Teníamos por delante pocas horas, ya menos de once, que iban a estar más
cargadas de pena que todo lo que les hubiera podido ocurrir a mis cangrejos
herradura en sus millones de años de existencia. Y al mismo tiempo eran horas
muertas y vacías.”
“La aflicción no es inmóvil; es
fluida, inestable, y sus llamas, más azules que anaranjadas y rojas, y a veces
de un verde pálido espantoso, lo torturan a uno por un costado en el interior
del cuerpo, a veces por el otro costado, a veces por todo el interior y con
mucha fuerza, hasta que te ves gritando en silencio como en la pintura de Munch
en la que una persona da un alarido sobre un puente.”
“El tiempo es materia elástica
que depende de la alegría o la aflicción.”
“La gran soledad es como un
lienzo aparentemente vacío, engañosamente vacío.”
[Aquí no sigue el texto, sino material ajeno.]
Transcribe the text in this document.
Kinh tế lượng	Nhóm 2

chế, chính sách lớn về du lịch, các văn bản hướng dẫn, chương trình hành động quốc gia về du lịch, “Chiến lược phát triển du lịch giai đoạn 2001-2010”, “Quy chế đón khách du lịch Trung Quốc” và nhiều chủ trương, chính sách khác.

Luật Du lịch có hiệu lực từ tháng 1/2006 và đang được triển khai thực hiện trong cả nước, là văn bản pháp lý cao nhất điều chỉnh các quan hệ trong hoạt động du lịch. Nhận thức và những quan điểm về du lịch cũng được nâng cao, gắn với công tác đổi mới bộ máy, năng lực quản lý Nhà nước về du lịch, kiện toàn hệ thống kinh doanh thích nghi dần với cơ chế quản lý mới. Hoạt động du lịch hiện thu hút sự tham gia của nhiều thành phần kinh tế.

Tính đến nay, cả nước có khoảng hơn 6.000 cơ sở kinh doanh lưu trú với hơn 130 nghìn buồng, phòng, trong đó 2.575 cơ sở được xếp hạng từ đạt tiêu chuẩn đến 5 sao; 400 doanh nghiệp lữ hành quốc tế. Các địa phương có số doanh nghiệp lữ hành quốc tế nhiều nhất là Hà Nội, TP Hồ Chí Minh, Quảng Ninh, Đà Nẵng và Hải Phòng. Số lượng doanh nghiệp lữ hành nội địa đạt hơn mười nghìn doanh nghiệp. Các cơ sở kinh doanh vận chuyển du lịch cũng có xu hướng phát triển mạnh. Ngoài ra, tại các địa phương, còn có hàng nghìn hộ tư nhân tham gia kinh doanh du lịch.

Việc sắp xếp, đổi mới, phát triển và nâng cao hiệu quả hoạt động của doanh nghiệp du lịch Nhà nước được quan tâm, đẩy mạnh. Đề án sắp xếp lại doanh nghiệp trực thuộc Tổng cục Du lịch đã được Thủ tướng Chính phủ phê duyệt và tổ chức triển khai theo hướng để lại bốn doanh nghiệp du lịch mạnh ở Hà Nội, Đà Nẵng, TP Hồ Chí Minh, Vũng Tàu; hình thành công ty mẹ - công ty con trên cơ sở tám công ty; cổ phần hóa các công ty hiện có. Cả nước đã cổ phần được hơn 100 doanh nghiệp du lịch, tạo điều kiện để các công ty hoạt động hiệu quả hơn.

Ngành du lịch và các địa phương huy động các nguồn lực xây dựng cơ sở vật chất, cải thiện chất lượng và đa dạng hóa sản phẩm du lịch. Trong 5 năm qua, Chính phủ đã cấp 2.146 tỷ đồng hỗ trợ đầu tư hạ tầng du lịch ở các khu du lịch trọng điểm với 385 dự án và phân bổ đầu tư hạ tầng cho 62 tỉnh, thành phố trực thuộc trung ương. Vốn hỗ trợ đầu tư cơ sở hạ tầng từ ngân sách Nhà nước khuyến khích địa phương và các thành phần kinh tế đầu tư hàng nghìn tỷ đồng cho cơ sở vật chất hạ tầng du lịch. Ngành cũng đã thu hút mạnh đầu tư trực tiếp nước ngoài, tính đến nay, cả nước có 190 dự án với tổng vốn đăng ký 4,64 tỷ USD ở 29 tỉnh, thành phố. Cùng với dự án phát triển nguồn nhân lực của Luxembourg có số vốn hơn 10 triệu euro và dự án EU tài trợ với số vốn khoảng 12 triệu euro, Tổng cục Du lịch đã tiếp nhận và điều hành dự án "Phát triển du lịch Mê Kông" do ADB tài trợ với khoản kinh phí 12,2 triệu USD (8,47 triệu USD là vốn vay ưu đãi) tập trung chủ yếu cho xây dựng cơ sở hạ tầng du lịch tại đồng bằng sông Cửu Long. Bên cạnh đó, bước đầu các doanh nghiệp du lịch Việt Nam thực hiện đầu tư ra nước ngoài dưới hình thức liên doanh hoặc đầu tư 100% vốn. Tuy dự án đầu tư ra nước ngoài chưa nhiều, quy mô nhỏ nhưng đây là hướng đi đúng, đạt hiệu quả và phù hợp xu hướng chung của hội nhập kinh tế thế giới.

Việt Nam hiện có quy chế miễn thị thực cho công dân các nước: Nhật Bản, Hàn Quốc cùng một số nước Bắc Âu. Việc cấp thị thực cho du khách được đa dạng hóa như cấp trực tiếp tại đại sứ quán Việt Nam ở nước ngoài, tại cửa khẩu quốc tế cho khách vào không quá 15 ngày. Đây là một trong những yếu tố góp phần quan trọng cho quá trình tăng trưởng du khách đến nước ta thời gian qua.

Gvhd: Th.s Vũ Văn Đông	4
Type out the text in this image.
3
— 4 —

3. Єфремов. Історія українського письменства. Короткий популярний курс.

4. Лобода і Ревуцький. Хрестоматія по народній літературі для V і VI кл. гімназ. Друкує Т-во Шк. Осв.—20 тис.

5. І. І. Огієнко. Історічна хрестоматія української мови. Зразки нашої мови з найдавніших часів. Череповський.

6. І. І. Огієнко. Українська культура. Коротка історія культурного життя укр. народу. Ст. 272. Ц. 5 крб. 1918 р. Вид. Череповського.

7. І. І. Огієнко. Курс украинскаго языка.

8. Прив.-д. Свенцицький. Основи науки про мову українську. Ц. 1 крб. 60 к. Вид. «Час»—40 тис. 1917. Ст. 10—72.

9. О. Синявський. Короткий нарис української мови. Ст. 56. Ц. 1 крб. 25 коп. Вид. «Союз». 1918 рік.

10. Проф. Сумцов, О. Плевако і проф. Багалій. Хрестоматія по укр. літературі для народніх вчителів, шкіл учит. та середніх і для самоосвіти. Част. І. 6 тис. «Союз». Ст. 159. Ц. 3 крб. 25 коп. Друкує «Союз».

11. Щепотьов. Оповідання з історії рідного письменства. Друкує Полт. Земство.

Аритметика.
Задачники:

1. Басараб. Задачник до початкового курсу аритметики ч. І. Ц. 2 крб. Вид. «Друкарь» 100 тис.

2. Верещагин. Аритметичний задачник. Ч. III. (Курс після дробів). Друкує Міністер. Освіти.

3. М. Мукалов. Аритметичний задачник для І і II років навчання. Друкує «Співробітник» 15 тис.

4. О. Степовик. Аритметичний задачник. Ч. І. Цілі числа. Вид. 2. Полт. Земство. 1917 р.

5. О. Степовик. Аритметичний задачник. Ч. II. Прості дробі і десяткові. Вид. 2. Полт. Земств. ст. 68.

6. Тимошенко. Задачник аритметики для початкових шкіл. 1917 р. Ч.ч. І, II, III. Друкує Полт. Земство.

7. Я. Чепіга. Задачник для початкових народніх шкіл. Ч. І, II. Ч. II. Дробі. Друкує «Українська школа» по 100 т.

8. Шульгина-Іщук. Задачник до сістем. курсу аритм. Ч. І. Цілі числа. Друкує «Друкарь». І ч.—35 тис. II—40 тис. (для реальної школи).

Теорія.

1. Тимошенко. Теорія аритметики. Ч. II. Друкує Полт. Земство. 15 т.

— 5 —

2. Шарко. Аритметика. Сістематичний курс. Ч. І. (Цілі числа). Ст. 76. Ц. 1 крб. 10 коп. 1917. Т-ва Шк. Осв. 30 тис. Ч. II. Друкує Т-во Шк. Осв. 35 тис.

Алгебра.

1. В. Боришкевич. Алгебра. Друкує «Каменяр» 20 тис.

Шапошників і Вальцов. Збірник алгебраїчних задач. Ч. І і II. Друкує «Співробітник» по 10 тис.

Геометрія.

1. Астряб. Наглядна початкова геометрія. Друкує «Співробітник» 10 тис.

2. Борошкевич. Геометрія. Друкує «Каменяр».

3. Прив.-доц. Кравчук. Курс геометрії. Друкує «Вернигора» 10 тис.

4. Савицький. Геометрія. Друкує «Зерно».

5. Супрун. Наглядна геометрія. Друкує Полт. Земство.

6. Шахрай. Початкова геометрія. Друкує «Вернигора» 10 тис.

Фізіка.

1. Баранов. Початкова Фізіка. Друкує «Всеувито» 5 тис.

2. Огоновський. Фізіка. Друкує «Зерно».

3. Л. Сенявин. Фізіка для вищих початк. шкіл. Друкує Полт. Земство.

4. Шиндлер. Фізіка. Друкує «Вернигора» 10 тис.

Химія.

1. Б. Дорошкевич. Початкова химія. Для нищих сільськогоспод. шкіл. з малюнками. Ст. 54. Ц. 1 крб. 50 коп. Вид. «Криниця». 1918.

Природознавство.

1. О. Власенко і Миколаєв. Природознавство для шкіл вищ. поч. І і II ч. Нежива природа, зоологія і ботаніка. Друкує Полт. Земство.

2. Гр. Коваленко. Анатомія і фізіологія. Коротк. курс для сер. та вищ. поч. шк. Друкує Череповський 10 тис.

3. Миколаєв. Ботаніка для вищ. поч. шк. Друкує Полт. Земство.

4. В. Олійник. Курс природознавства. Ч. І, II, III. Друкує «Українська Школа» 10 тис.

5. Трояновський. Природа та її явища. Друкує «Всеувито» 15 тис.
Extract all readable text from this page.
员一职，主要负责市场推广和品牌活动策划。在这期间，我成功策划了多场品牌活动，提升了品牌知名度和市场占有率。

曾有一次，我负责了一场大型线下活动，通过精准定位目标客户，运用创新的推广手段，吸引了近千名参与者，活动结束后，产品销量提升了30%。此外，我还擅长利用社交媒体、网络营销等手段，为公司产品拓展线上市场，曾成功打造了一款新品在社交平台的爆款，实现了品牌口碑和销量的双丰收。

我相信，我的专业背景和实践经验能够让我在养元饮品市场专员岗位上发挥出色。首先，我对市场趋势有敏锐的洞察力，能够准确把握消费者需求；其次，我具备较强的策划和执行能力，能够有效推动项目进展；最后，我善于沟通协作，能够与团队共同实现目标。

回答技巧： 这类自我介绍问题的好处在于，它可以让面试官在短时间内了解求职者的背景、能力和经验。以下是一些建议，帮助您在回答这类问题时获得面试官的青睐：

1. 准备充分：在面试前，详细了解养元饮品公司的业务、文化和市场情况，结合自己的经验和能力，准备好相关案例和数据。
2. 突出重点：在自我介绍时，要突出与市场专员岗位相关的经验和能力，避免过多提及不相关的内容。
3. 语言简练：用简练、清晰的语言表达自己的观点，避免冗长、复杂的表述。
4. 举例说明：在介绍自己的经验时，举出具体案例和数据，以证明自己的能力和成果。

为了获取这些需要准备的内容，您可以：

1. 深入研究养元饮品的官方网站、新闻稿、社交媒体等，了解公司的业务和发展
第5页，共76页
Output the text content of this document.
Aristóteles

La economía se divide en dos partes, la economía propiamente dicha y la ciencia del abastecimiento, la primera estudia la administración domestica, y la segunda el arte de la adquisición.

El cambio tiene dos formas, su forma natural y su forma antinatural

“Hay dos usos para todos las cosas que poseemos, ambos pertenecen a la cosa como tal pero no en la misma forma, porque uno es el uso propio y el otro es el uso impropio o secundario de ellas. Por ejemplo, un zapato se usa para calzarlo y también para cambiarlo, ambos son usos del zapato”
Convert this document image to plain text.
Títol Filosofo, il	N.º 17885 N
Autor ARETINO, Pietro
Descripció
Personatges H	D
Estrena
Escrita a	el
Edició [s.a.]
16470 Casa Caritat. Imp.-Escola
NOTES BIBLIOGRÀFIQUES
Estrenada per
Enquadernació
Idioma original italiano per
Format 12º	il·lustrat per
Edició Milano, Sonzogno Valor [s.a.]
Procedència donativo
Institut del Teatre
“En otras palabras, hay dos
maneras de estar en la ciudad: o manteniendo bien la compostura, o esquizoide
de remate y hablando solo o con fantasmas por puentes y avenidas.”
“Y ahora que vuelvo a hacerlo
después de tantos años me asombra otra vez los dúctiles que son las palabras;
lo mucho que por sí solas, o casi por sí solas, expresan lo ambiguo, lo
transmutable, lo poco firme de las cosas. Son iguales al mundo: inestables como
casa en llamas, como zarza ardiendo.”
+Sobre el autor:
Tomás González nació en Medellín (Colombia) en 1950. Estudió Filosofía en la Universidad Nacional de Colombia y trabajó como barman en la discoteca El Goce Pagano, que publicó su primera novela a ?nales de 1983. Ese mismo año partió hacia Estados Unidos. Vivió tres años en Miami y dieciséis en Nueva York, ciudad en la que trabajó como traductor y escribió gran parte de su obra. Volvió a Colombia en 2002, y actualmente vive en Cachipay, a dos horas de Bogotá. Es autor de las novelas Primero estaba el mar (1983), Para antes del olvido (1987, ganadora del V Premio de Novela Plaza &Janés), La historia de Horacio (2000), Los caballitos del diablo (2003), Abraham entre bandidos (2010), La luz difícil (2011) y Temporal (2012); de los libros de cuentos El rey del Honka-Monka (1995) y El lejano amor de los extraños (2013), y de un poemario, Manglares (1997/2006). Libros suyos se han traducido al inglés, al alemán, al francés, al portugués, al holandés y al coreano.
+Primeras líneas de la novela:
"Esa noche pasé mucho tiempo despierto. A mi
lado, Sara tampoco dormía. Miraba yo sus hombros morenos,
su espalda aún esbelta a sus cincuenta y nueve
años, y encontraba consuelo en su belleza. A ratos nos
tomábamos de la mano. En el apartamento nadie dormía,
nadie hablaba; de vez en cuando alguno tosía o
iba a orinar y volvía a acostarse. Nuestros amigos Debrah
y James habían venido a acompañarnos y se habían
acomodado en un colchón en la sala. Venus, la novia
de Jacobo, se había acostado en el cuarto de él. Mis hijos
Jacobo y Pablo habían salido dos días antes en una
van de Rent-a-Car con rumbo a Chicago, desde donde
habían tomado un avión para Portland. En algún momento
me pareció oír el débil rumor de la guitarra de Arturo,
el tercero de mis hijos, en su cuarto. En la calle
sonaban los gritos nocturnos del Lower East Side, las botellas
quebradas de siempre. A las tres de la mañana, o
algo así, pasaron, cavernosas, dos o tres motocicletas de
los Hell’s Angels, que tenían su sede a dos cuadras de nuestro
apartamento. Dormí casi cuatro horas seguidas, sin
soñar, hasta que a las siete me despertó la punzada de
angustia en el vientre por la muerte de mi hijo Jacobo,
que habíamos programado para las siete de la noche,
hora de Portland, diez de la noche en Nueva York."